The first thing a client, ad agent, CD, or director sees when considering talent is usually the headshot AND resume. A great image captures our eye and draws us in, whereas the resume substantiates the viewer’s hope – you really ARE the talent they’ve been looking for! A resume full of the appropriate credits can open doors into worlds you have until now just dreamed about.
So how do you build the right kind of credits to get such positive attention? Good question; but before we broach “how”, let’s agree on what the “right” kind of credit really is. That can depend on your market. If you are seeking to book more film work, then movie and film credits are what you need. If you are hoping to be the next sitcom superstar, adding television credits to your resume would be wise. There are lots of savvy talent who build empires on being successful commercial talent and who built a resume full of commercial credits. The young high fashion hopeful girl will want to collect high fashion tears, whereas the commercial face will collect more catalog work. Find out who you are as a talent first by visiting previous blogs, including WHO AM I AS A TALENT?, then read on!
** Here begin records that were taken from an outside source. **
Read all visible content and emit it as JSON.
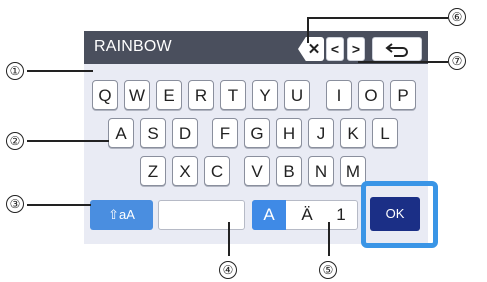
{
  "text_field": {
    "value": "RAINBOW"
  },
  "top_buttons": {
    "delete_glyph": "✕",
    "left_glyph": "<",
    "right_glyph": ">",
    "back_icon": "return-arrow-icon"
  },
  "keyboard": {
    "row1": [
      "Q",
      "W",
      "E",
      "R",
      "T",
      "Y",
      "U",
      "I",
      "O",
      "P"
    ],
    "row2": [
      "A",
      "S",
      "D",
      "F",
      "G",
      "H",
      "J",
      "K",
      "L"
    ],
    "row3": [
      "Z",
      "X",
      "C",
      "V",
      "B",
      "N",
      "M"
    ]
  },
  "bottom": {
    "shift_label": "⇧aA",
    "mode_labels": [
      "A",
      "Ä",
      "1"
    ],
    "ok_label": "OK"
  },
  "callouts": [
    "①",
    "②",
    "③",
    "④",
    "⑤",
    "⑥",
    "⑦"
  ],
  "colors": {
    "accent": "#3a95e6",
    "ok": "#1b2f86",
    "bar": "#4a4f5d"
  }
}
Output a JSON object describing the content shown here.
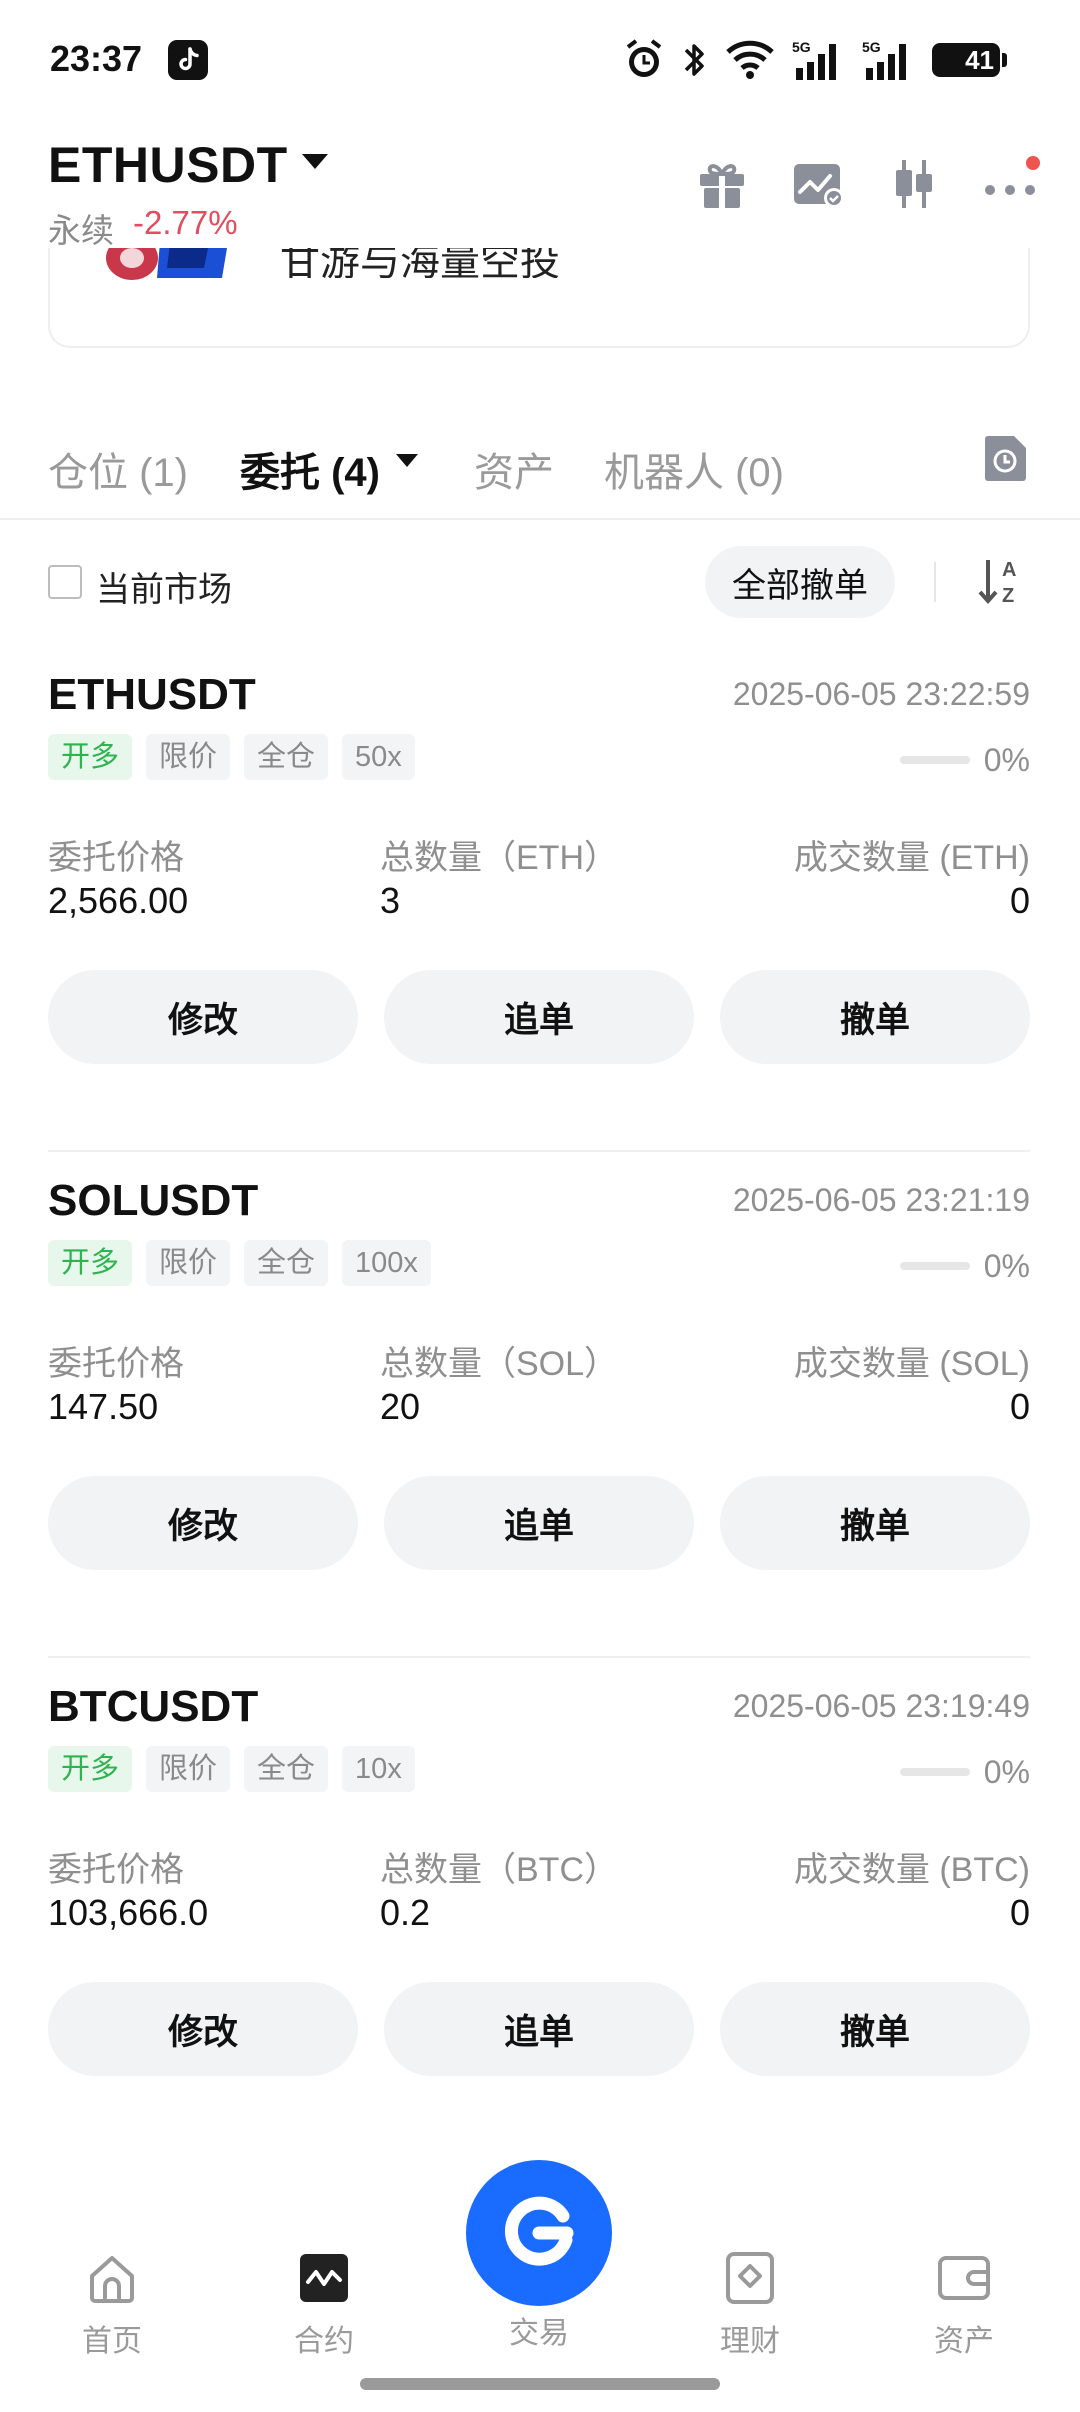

If you want to build your book as a model, finding the photographers in your area who are interested in high fashion photography would be a good start. Let them know you are available and willing to test. If you don’t have a book to sell them on wanting to test with you, set up a shoot with a few of them and build your book first. Knowing how to present yourself professionally with just a digital “polaroid” snapshot might be enough to peak their interest in some cases. Commercial models should follow the same steps, but with photographers who focus mostly on commercial work. Do THE NECESSARY RESEARCH! It’s not the first time you had to figure out something new, remember?
As an actor, take similar steps to get connected in you field of interest. Take into account that it may be wise to also focus on the type of work available in your market, even if it’s not a part of your dream. Credits are credits when you’re starting from scratch! Connect with local directors, producers, film schools, photography schools, and other resources in your area (see THE NECESSARY RESEARCH).
Building resume credits is not only a great way to invest in your future and make doors open more easily, its also a great way to practice auditioning, make mistakes where they won’t haunt you, and learn the basic lingo and flow of a set. Be sure to ask when you do book a job how to get a copy of the footage while you are still on set, too! Now you’re on your way to building your resume and maybe even a reel!